Aktuelle Zahlen zur Polymedikation |
Daniela Hüttemann |
29.08.2022 09:00 Uhr |
Es gibt keine offizielle Definition von Polymedikation. Allgemein üblich ist damit die dauerhafte Einnahme von mindestens fünf verschiedenen verordneten Wirkstoffen gemeint. So definiert es auch das Zi. / Foto: Adobe Stock/sebra
Bereits 2007 trat der erste Aktionsplan zur Verbesserung der Arzneimitteltherapiesicherheit (AMTS) in Deutschland in Kraft. Aktuell gültig ist der fünfte Plan (2021 bis 2024). Und tatsächlich hat sich in den vergangenen Jahren einiges geändert. Das Thema komme immer mehr in den Köpfen an, konstatierte Gesundheitswissenschaftlerin Maike Below vom Zi diese Woche beim digitalen Kommunikationsformat »Zi Insights« zu dem Thema »Arzneimitteltherapiesicherheit in der Praxis – Herausforderung Polypharmazie«.
Nach aktuellen Zahlen des Zi erhielten im vergangenen Jahr 19 Prozent aller Patienten unter Arzneimitteltherapie in mindestens zwei Quartalen fünf oder mehr verschreibungspflichtige Wirkstoffe. »Deutlich ausgeprägter ist die Polypharmazie bei den Patienten ab 65 Jahren: Dort waren 44 Prozent betroffen«, erläuterte Below.
Patienten mit Polypharmazie erhielten dem Zi zufolge in allen vier Quartalen im Durchschnitt 8,3 verschiedene Wirkstoffe, die durchschnittlich von zwei verschiedenen Arztpraxen pro Quartal verordnet wurden.

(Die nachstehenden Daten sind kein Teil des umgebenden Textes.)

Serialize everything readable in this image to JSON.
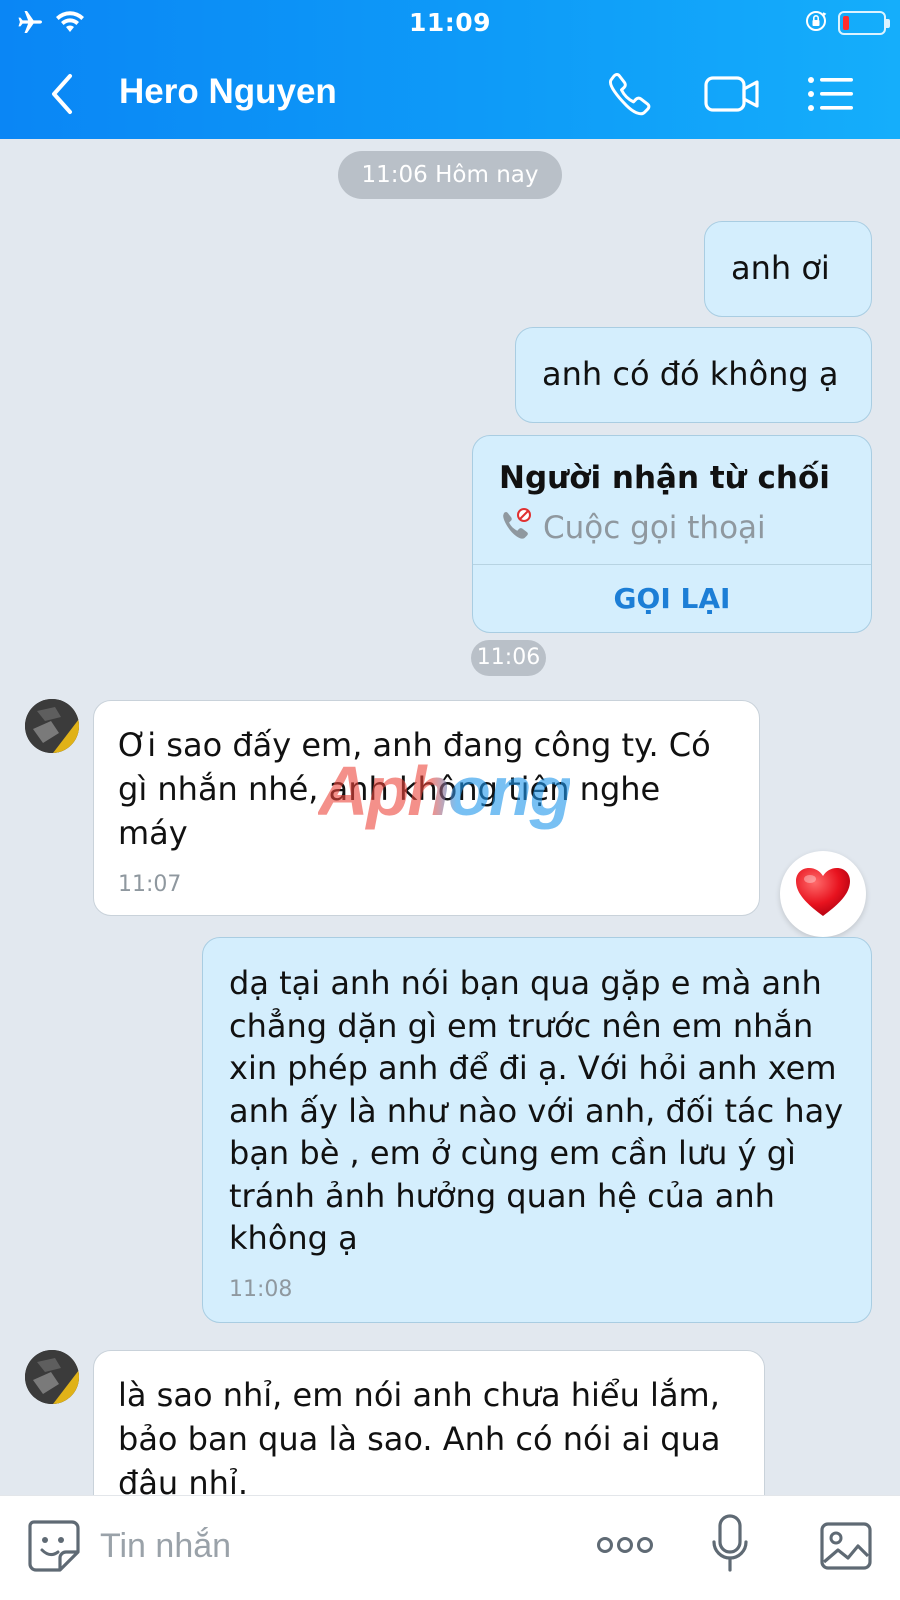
{
  "status_bar": {
    "time": "11:09"
  },
  "header": {
    "contact_name": "Hero Nguyen"
  },
  "chat": {
    "date_separator": "11:06 Hôm nay",
    "messages": [
      {
        "direction": "outgoing",
        "text": "anh ơi"
      },
      {
        "direction": "outgoing",
        "text": "anh có đó không ạ"
      },
      {
        "direction": "outgoing",
        "type": "call",
        "title": "Người nhận từ chối",
        "subtitle": "Cuộc gọi thoại",
        "action_label": "GỌI LẠI"
      },
      {
        "type": "time",
        "text": "11:06"
      },
      {
        "direction": "incoming",
        "text": "Ơi sao đấy em, anh đang công ty. Có gì nhắn nhé, anh không tiện nghe máy",
        "time": "11:07",
        "reaction": "heart"
      },
      {
        "direction": "outgoing",
        "text": "dạ tại anh nói bạn qua gặp e mà anh chẳng dặn gì em trước nên em nhắn xin phép anh để đi ạ. Với hỏi anh xem anh ấy là như nào với anh, đối tác hay bạn bè , em ở cùng em cần lưu ý gì tránh ảnh hưởng quan hệ của anh không ạ",
        "time": "11:08"
      },
      {
        "direction": "incoming",
        "text": "là sao nhỉ, em nói anh chưa hiểu lắm, bảo ban qua là sao. Anh có nói ai qua đâu nhỉ."
      }
    ]
  },
  "watermark": "Aphong",
  "input_bar": {
    "placeholder": "Tin nhắn"
  },
  "icons": {
    "back": "chevron-left-icon",
    "call": "phone-icon",
    "video": "video-camera-icon",
    "menu": "list-menu-icon",
    "emoji": "sticker-face-icon",
    "more": "ellipsis-icon",
    "mic": "microphone-icon",
    "image": "image-icon"
  },
  "colors": {
    "header": "#0e9bf8",
    "outgoing_bubble": "#d4eefd",
    "incoming_bubble": "#ffffff",
    "chat_background": "#e2e8ef",
    "recall_action": "#1c7ed6"
  }
}
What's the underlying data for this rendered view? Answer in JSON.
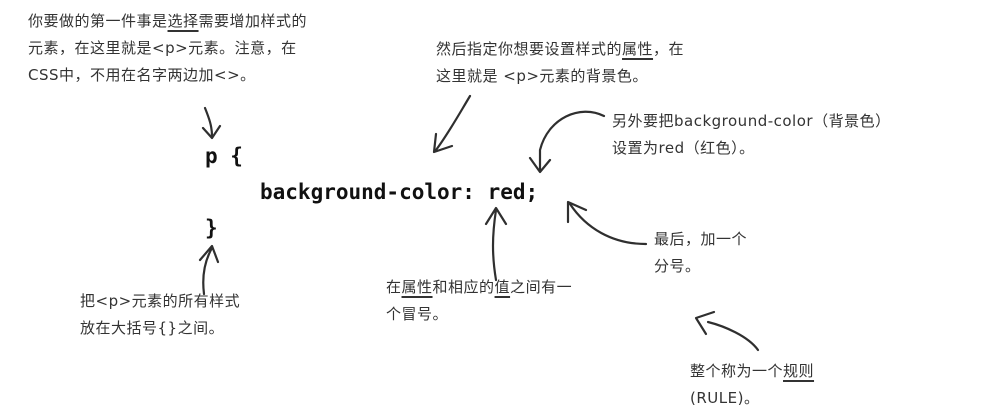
{
  "code": {
    "selector_line": "p {",
    "declaration": "background-color: red;",
    "close_brace": "}"
  },
  "annotations": {
    "selector_note": {
      "line1_pre": "你要做的第一件事是",
      "line1_u": "选择",
      "line1_post": "需要增加样式的",
      "line2": "元素，在这里就是<p>元素。注意，在",
      "line3": "CSS中，不用在名字两边加<>。"
    },
    "property_note": {
      "line1_pre": "然后指定你想要设置样式的",
      "line1_u": "属性",
      "line1_post": "，在",
      "line2": "这里就是 <p>元素的背景色。"
    },
    "value_note": {
      "line1": "另外要把background-color（背景色）",
      "line2": "设置为red（红色）。"
    },
    "semicolon_note": {
      "line1": "最后，加一个",
      "line2": "分号。"
    },
    "colon_note": {
      "line1_pre": "在",
      "line1_u1": "属性",
      "line1_mid": "和相应的",
      "line1_u2": "值",
      "line1_post": "之间有一",
      "line2": "个冒号。"
    },
    "braces_note": {
      "line1": "把<p>元素的所有样式",
      "line2": "放在大括号{}之间。"
    },
    "rule_note": {
      "line1_pre": "整个称为一个",
      "line1_u": "规则",
      "line2": "(RULE)。"
    }
  }
}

Damit bleibe die Polymedikation eine große Herausforderung. Das Zi sieht hier vor allem den Hausarzt in der Verantwortung, die Übersicht zu behalten. Ohne digitale Unterstützung sei dies nicht mehr beherrschbar.
2020 hätten beispielsweise rund 135.000 Patienten ab 65 Jahren gleichzeitig einen selektiven Serotonin-Rezeptor-Inhibitor (SSRI) und einen Thrombozyten-Aggregations-Hemmer (TAH) bekommen, was das Blutungsrisiko erhöhen kann. In 80 Prozent der Fälle kam die Verordnung vom selben Arzt. Hier müsse die Dauermedikation bei Neuverordnungen noch stärker berücksichtigt werden.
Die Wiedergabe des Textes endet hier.